DH is generally a good DH. I just need to vent about his foibles at times. Mr. Practical he aint! I recall the Christmas when he put a new bike together for DD1 and set it up with the handlebars on back to front. He just couldn't see that it was wrong and couldn't see the problem. He only accepted that it was wrong a few weeks later when she had to take the bike to school for cycling proficiency and the instructor sent a note home saying exactly that.

We laugh at most of his escapades. Have to. He isn't allowed to live them down.

OP posts:
RagstheInvincible · 22/07/2015 16:48

trollkonor I don't think yYour husband is not the sort of man this thread is discussing.

I'm just putting forward what I see as the reason why otherwise competent blokes turn into domestic dumb arses.

RagstheInvincible · 22/07/2015 16:49

What other purpose do massive generalisations have?

Jdee41 · 22/07/2015 16:52

BertieBotts

I gave up on that after a huge row about wallpapering!! ;)

Sazzle41 · 22/07/2015 18:46

To get you to do it. They do it at work too, my boss cant press the approve button for the decisions he has to make without me stood there 'supervising'. I want to scream 'what do you thank that big box saying 'click here to approve' is then fuckwit... but handholding him is part of the job to be frank.

AskBasil · 22/07/2015 19:52

" its tedious and I find it unattractive. To the point of, renders a man unfanciable."

Absolutely.

Of course it's gendered.
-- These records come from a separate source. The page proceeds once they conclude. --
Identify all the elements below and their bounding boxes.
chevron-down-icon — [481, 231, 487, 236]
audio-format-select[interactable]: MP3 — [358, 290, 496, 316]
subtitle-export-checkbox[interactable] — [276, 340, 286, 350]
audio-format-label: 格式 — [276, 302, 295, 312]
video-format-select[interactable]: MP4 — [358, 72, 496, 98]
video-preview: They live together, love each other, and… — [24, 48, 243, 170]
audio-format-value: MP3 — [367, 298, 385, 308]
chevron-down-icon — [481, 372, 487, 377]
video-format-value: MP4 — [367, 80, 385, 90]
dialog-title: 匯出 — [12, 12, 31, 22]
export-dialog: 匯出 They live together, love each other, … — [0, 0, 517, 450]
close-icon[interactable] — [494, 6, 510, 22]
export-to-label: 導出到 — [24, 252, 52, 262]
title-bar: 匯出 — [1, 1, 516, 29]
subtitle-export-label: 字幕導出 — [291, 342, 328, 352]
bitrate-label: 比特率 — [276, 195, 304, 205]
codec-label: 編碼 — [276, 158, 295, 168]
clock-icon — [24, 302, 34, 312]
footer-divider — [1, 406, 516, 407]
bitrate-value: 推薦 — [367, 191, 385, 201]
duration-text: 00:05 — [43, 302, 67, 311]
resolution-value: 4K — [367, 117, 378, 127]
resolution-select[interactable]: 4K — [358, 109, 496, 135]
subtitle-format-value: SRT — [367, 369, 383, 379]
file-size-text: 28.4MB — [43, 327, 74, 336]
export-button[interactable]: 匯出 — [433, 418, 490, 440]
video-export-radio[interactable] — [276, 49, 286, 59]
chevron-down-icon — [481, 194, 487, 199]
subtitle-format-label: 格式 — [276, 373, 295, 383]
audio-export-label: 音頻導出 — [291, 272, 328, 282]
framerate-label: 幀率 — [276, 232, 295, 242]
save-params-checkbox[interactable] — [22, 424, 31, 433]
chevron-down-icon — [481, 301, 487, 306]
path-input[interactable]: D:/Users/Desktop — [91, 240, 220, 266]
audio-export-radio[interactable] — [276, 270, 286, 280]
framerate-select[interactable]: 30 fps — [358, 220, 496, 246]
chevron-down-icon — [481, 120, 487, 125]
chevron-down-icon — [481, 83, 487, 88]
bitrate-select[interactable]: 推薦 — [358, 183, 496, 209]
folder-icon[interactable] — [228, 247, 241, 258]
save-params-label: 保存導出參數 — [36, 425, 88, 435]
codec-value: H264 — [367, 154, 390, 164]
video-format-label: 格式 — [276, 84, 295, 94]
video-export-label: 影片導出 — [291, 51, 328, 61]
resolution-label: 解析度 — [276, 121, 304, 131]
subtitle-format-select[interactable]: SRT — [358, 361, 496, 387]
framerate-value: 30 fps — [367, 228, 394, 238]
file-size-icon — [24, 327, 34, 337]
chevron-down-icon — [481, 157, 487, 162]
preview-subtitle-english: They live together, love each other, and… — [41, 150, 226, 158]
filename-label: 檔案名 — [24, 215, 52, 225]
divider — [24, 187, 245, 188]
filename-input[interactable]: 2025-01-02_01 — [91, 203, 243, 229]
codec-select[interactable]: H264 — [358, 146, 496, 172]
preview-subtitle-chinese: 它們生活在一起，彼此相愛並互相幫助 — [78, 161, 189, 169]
Otherwise, you'd get far more women who pretended not to be able to use washing machines and dishwashers and far more men who pretended to be unable to learn how to top up oil in a car.
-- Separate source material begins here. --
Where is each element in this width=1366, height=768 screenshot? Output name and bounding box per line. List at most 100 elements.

And it is gendered too, that the work women tend to have learned helplessness about, is the stuff that's visible and big and obvious, like DIY - when you've put a new floor down, you notice it's done. Whereas the stuff men tend to have learned helplessness about, is the stuff that's invisible and unnoticed, like the laundry and dishwasher.

And what's also very gendered, is that once women have actually learned how to top up the oil/ change the lawnmower blade/ use the drill they don't suddenly mysteriously unlearn it after having done it themselves for five years when they were single. Whereas men do seem to unlearn those basic tasks like remembering where the socks are kept, even though for years they managed to take responsibility for their own socks.